Diagnosing Reflux Disease

 

An accurate diagnosis of uncomplicated gastroesophageal reflux disease (GERD) can usually be made without expensive tests.
Because GERD has fairly characteristic symptoms, a complete history of the severity and frequency of heartburn or other symptoms along with actions that cause relief is usually enough for a doctor to make an initial diagnosis.
In severe cases, situations where traditional medical therapy has not been effective, or where symptoms such as bleeding and difficulty swallowing are compounding GERD, more definitive diagnostic tests are required.
Upper Endoscopy: An endoscope is a thin flexible tube with a tiny video camera at the end of it. The tube is passed through the mouth of the sedated patient and into the esophagus allowing the doctor to see the esophageal wall and signs of irritation or ulceration from exposure to stomach acid. Using the endoscope, the doctor can also take tissue samples or biopsies for additional testing. Upper endoscopy is also called esophago-gastro-duodenoscopy or EGD.
Barium Studies: After drinking a chalky liquid containing barium,a series of x-rays are used to look for abnormalities in the digestive tract. The barium coats the walls of the esophagus and stomach allowing the doctor to identify problems such as narrowing of the esophagus, ulcers, erosions, and hiatal hernia. The test is often called an upper GI series.

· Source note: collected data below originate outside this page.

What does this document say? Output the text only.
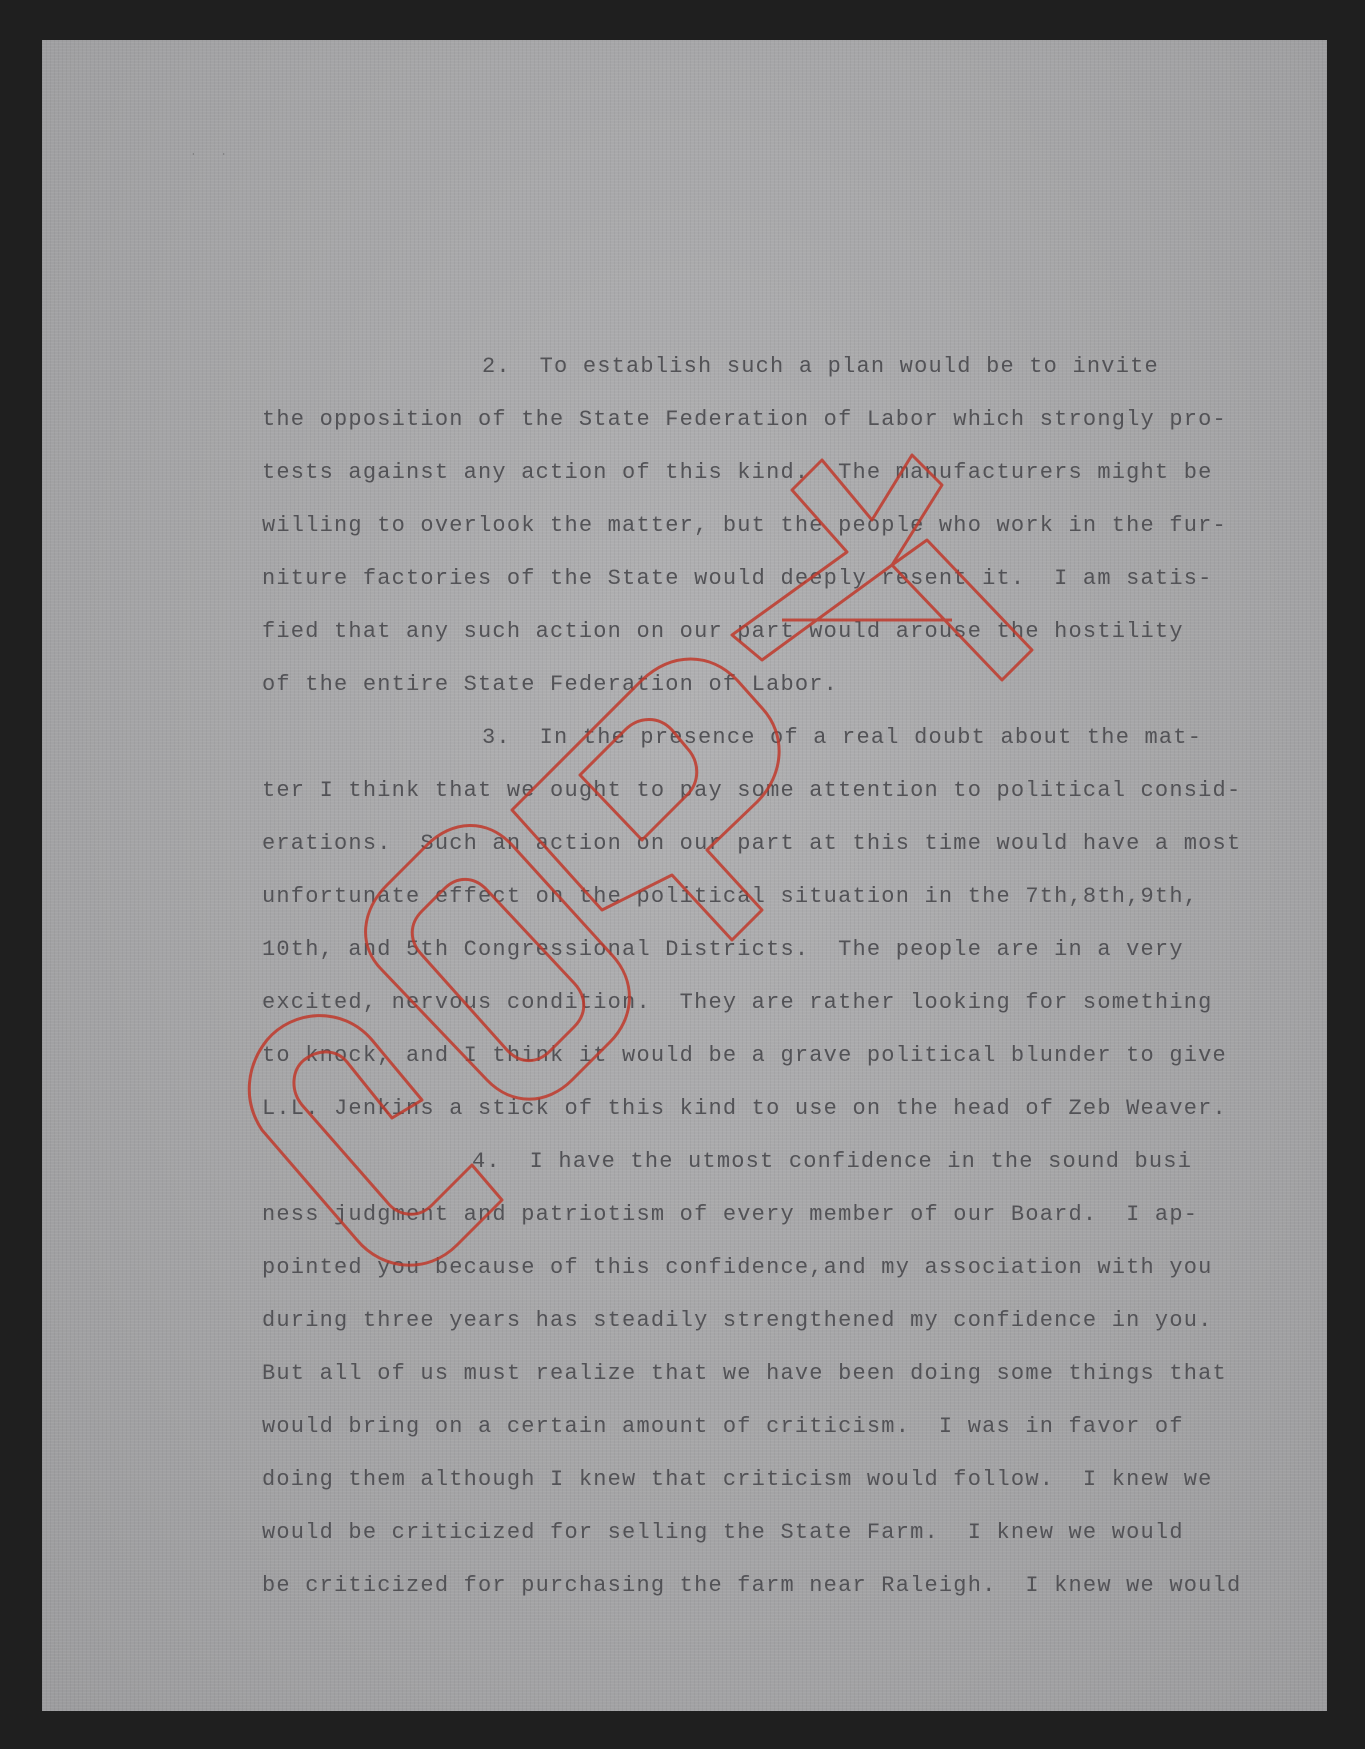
·           ·
2.  To establish such a plan would be to invite
the opposition of the State Federation of Labor which strongly pro-
tests against any action of this kind.  The manufacturers might be
willing to overlook the matter, but the people who work in the fur-
niture factories of the State would deeply resent it.  I am satis-
fied that any such action on our part would arouse the hostility
of the entire State Federation of Labor.
3.  In the presence of a real doubt about the mat-
ter I think that we ought to pay some attention to political consid-
erations.  Such an action on our part at this time would have a most
unfortunate effect on the political situation in the 7th,8th,9th,
10th, and 5th Congressional Districts.  The people are in a very
excited, nervous condition.  They are rather looking for something
to knock, and I think it would be a grave political blunder to give
L.L. Jenkins a stick of this kind to use on the head of Zeb Weaver.
4.  I have the utmost confidence in the sound busi
ness judgment and patriotism of every member of our Board.  I ap-
pointed you because of this confidence,and my association with you
during three years has steadily strengthened my confidence in you.
But all of us must realize that we have been doing some things that
would bring on a certain amount of criticism.  I was in favor of
doing them although I knew that criticism would follow.  I knew we
would be criticized for selling the State Farm.  I knew we would
be criticized for purchasing the farm near Raleigh.  I knew we would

pH monitoring: Esophageal pH monitoring measures the amount of acid in the esophagus and how long it stays there. It is helpful in determining severity of reflux, effectiveness of treatment and for relating confusing symptoms to episodes of reflux. During the test, a tiny sensor at the end of a thin tube is passed through the nose and into the esophagus. The tube exits the nose and is folded back behind the ear and attaches to a recording device worn on the patient’s belt. Over a 24 hour period, the acidity in the esophagus is measured.
A newer method of pH monitoring attaches a tiny capsule-sized transmitter to the wall of the esophagus. The capsule transmits information for up to 48 hours to a small pager sized recorder worn by the patient. Eventually the capsule breaks away and is eliminated normally through the digestive tract. This method is more comfortable for the patient than the catheter method and normal activity is easier without a tube protruding from the nose.